Born and bred in Eumundi and Nambour, in strong company indeed. After studying Maths and Physics at uni in Brisbane, I pursued a business career that I sometimes worry is best described as 'Jack of all trades - master of none'. Having safely made it to my mid 50's, I am still yet to have a real job - but I expect to grow up someday. My love of sport has never waned and I regularly play tennis, golf and surf. Other pursuits include fly fishing and trekking. I have been serving on a few private and NFP boards in sports and other areas to keep me out of mischief.


  1. Thanks Robbo. This is a really interesting, and important, topic. I think you learn a lot about a politician’s view of the world when you hear them speak about the place of sport in all aspects of life (including economic). Interestingly Barnaby Joyce has been strong in this area! He even argued for compulsory student unionism because it gave campuses clubs, especially sports clubs. Interesting!

  2. Thanks for the feedback John. I confess that I was surprised by the size of some of the numbers I came to in looking at this. I guess that taxes from gambling and alcohol is an uncomfortable situation for government and hence why the conversation is stilted. Frankly, the other contributions that sport can make to the balance sheet and general economy dwarf the more direct amounts generated courtesy of sport. It is frustratingly difficult (and poor use of our largely volunteer human resource assets) to get real money for embedded grass roots sporting infrastructure (both hard and soft) with funding seemingly geared towards flavour of the month projects.

    Interesting your comments about Barnaby.

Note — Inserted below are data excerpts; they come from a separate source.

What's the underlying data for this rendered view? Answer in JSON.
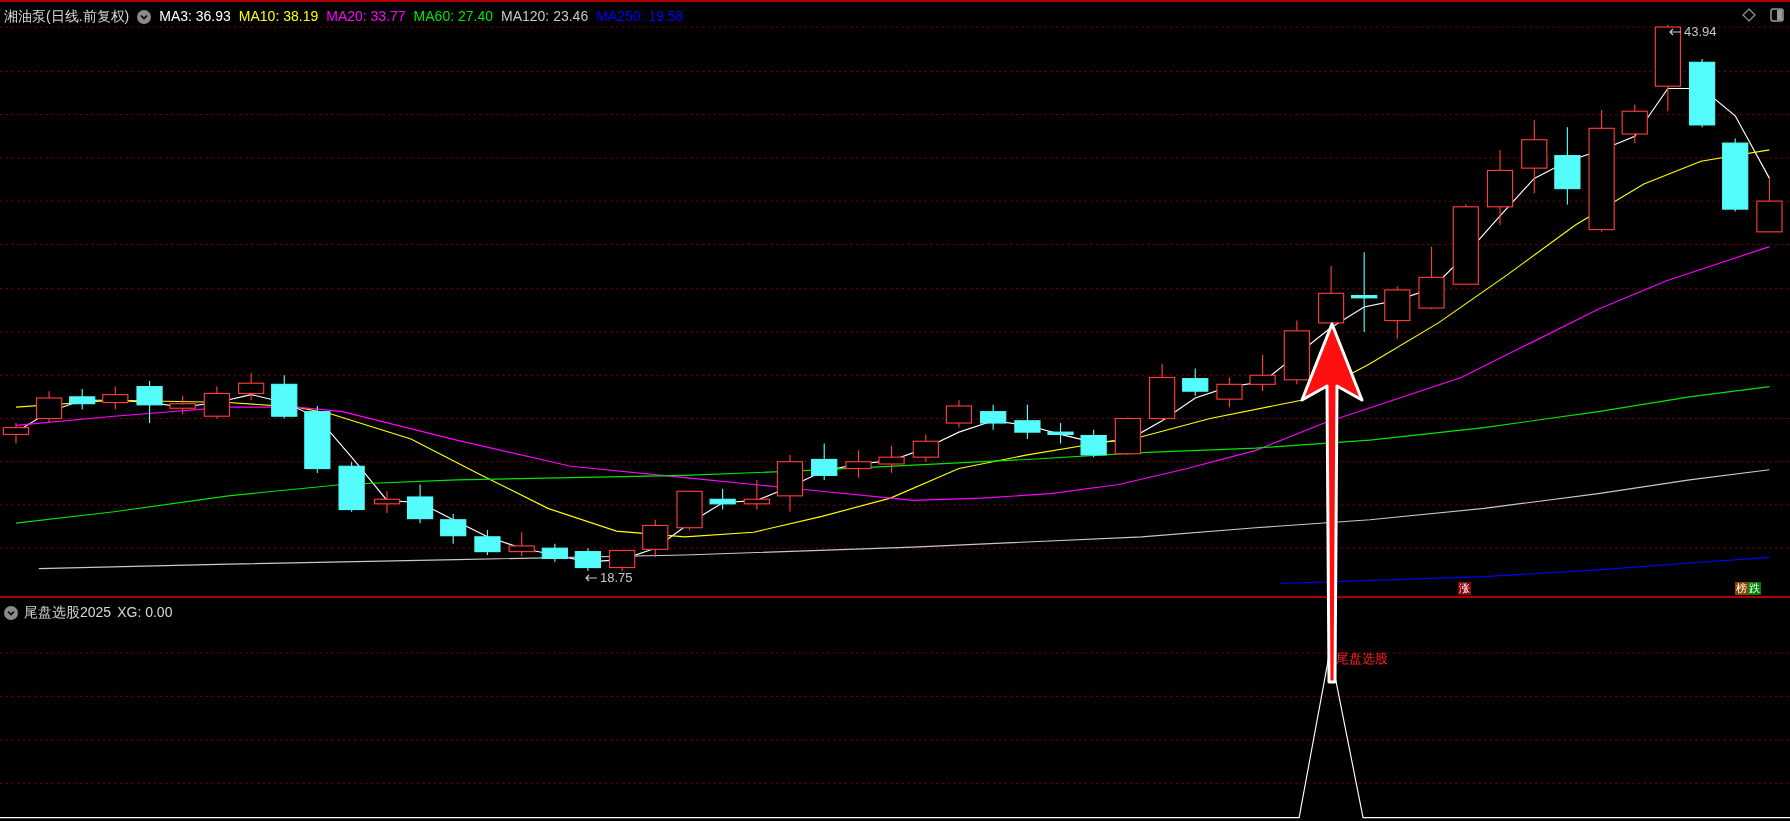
{
  "chart_title": "湘油泵(日线.前复权)",
  "moving_averages": [
    {
      "label": "MA3: 36.93",
      "color": "#ffffff"
    },
    {
      "label": "MA10: 38.19",
      "color": "#ffff00"
    },
    {
      "label": "MA20: 33.77",
      "color": "#ff00ff"
    },
    {
      "label": "MA60: 27.40",
      "color": "#00e600"
    },
    {
      "label": "MA120: 23.46",
      "color": "#c8c8c8"
    },
    {
      "label": "MA250: 19.58",
      "color": "#0000ff"
    }
  ],
  "price_labels": [
    {
      "kind": "high",
      "text": "43.94"
    },
    {
      "kind": "low",
      "text": "18.75"
    }
  ],
  "markers": [
    {
      "badges": [
        {
          "text": "涨",
          "color": "#8b0000"
        }
      ]
    },
    {
      "badges": [
        {
          "text": "榜",
          "color": "#8b4500"
        },
        {
          "text": "跌",
          "color": "#008000"
        }
      ]
    }
  ],
  "indicator": {
    "title": "尾盘选股2025",
    "value_label": "XG: 0.00",
    "signal_label": "尾盘选股"
  }
}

His ideas seems to work on a number of levels as I know that one of the big problems facing our modern (and massive) campuses is the lack of connection and sense of isolation that students are grappling with. It was not the same experience I had at uni, where sport played a large role in the joy of my experience – which must ultimately play out in student outcomes.


  3. Phil Hill says

    I do not think that Government at any level should fund any sport. It always finishes up being spent on Public Service wages and the like. Let something like the Bendigo Bank, oh horror, a capitalistic private body, put money into LOCAL sport.

    Rotary’s charity Foundation is proud that 97 % of the money raised gets to the end users. The Commonwealth Bank sponsorship of Australian cricket is one thing that allows the now enormous edifice that disfigures cricket in this country to survive.

    Remember when Bradman said that players were invited to play for Australia and they didn’t have to accept. It was the end of a noble idea that sport could be for the masses and not the elite.

  4. Thanks Robbo,
    really enjoying these targeted in depth articles, especially around the mechanisms of gambling in sport. I think now we’ve got so many Senate members on the cross-bench who are pushing gambling related agendas, we’ll be seeing more about it in the media.
    Looking forward to the next one.